IMERSÃO ou BATISMO: tevilah (טְבִילָה)

O ritual judaico da imersão na água foi praticado por muitos séculos antes do inicio do  ministério de Jesus. Segundo a tradição, este rito proporciona a purificação, consagração e santidade para o povo judeu. No judaísmo o conceito de pureza e impureza não tem sentido pejorativo, é somente um estado espiritual no qual a pessoa se encontra. E portanto a imersão nas águas, era um rito de limpeza cerimonial. 
Os rabinos entendiam que o “tevilah” era uma imersão ritual de limpeza e purificação. Nessa imersão, o novo membro da comunidade, tinha seu passado e seus pecados apagados. Os rabinos se valiam do exemplo do Egito em que o povo de Israel viveu.

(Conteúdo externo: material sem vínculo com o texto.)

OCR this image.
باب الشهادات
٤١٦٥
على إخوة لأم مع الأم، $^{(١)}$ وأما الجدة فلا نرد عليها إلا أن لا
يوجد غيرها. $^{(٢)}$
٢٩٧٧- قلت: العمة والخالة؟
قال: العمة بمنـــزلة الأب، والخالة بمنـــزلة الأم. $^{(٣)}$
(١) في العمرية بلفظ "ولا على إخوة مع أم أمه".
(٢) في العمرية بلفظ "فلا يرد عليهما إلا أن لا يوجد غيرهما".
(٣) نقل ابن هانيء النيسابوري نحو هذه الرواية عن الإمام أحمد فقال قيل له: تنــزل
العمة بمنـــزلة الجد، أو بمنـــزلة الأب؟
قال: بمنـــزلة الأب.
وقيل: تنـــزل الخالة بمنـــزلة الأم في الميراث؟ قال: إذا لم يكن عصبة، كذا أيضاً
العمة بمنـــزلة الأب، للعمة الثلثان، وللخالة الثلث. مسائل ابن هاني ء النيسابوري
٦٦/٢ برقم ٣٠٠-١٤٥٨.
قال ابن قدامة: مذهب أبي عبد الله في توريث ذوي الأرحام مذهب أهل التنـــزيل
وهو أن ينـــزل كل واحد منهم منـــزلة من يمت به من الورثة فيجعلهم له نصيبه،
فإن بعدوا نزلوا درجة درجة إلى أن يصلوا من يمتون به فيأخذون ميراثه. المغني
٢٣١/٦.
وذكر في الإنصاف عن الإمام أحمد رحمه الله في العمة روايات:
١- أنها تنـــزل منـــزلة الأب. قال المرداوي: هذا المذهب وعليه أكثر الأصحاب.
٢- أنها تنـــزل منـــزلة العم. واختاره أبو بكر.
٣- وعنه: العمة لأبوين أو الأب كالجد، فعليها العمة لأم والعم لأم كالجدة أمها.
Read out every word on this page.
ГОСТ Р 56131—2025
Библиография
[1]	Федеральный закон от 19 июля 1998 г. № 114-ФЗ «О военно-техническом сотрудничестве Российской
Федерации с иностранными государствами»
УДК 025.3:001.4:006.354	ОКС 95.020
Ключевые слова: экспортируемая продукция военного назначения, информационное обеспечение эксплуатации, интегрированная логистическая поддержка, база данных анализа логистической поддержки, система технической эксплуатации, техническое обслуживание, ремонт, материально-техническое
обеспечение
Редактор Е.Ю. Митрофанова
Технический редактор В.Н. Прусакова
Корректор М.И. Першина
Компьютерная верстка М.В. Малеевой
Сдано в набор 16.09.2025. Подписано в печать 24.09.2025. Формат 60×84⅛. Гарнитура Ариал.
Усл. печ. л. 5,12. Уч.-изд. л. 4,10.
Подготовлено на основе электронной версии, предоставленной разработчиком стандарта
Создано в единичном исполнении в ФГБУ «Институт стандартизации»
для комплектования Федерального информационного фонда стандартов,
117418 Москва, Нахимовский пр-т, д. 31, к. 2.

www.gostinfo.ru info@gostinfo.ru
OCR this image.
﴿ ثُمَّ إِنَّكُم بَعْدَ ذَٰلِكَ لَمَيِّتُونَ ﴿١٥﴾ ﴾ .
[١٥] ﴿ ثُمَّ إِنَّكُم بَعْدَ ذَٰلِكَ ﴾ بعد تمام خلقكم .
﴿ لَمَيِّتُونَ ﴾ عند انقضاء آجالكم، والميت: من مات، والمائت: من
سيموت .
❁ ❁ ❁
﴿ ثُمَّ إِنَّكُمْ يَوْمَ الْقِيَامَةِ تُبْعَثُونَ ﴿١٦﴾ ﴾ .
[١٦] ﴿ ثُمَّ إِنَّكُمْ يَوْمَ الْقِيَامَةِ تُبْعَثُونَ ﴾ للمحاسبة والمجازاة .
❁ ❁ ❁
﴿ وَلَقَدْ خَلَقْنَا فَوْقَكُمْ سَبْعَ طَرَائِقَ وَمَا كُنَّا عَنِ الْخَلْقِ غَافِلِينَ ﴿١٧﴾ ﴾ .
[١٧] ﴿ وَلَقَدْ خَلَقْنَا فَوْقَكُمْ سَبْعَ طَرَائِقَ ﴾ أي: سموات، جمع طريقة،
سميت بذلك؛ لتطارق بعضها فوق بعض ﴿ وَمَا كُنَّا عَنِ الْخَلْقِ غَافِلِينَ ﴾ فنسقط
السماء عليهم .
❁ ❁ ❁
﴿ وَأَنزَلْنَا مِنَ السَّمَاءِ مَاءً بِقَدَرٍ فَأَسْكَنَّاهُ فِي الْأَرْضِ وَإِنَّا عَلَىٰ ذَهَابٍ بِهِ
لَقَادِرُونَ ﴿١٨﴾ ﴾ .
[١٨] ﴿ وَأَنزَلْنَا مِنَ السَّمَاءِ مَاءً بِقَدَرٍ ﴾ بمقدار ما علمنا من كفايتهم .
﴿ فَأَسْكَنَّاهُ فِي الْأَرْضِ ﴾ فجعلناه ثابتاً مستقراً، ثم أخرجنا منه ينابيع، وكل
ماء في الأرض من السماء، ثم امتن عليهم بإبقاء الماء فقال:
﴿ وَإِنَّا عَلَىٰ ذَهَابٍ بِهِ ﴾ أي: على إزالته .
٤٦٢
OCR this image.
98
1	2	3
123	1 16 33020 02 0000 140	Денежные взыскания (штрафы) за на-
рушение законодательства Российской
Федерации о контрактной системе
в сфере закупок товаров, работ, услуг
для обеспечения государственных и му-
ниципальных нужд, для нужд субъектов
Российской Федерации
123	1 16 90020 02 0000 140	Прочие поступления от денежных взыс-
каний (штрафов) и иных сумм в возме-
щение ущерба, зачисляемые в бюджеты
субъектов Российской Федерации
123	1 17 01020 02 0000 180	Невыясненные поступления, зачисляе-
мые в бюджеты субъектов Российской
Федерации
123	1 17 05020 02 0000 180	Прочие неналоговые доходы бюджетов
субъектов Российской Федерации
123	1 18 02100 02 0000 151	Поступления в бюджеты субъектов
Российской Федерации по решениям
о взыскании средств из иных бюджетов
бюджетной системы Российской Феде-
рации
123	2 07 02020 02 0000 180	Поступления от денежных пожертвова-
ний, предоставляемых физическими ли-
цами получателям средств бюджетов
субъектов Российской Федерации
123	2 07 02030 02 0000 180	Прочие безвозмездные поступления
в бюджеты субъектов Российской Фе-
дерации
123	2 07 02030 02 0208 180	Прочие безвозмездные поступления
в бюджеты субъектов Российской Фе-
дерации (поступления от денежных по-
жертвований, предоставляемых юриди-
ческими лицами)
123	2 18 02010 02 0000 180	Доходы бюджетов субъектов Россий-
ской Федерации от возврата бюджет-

Ao saírem e passarem pelas águas, houve uma separação completa das práticas passadas, da idolatria e das impurezas habituais, era uma transição de um estado de morte espiritual (nenhuma relação com o verdadeiro Deus), para um estado de vida espiritual (aceitação no Templo diante de Deus). De acordo com a tradição judaica, sem o batismo, era impossível alguém cerimonialmente impuro se apresentar diante do Eterno. Neste sentido o batismo era praticado todos os dias pelos judeu mais piedosos.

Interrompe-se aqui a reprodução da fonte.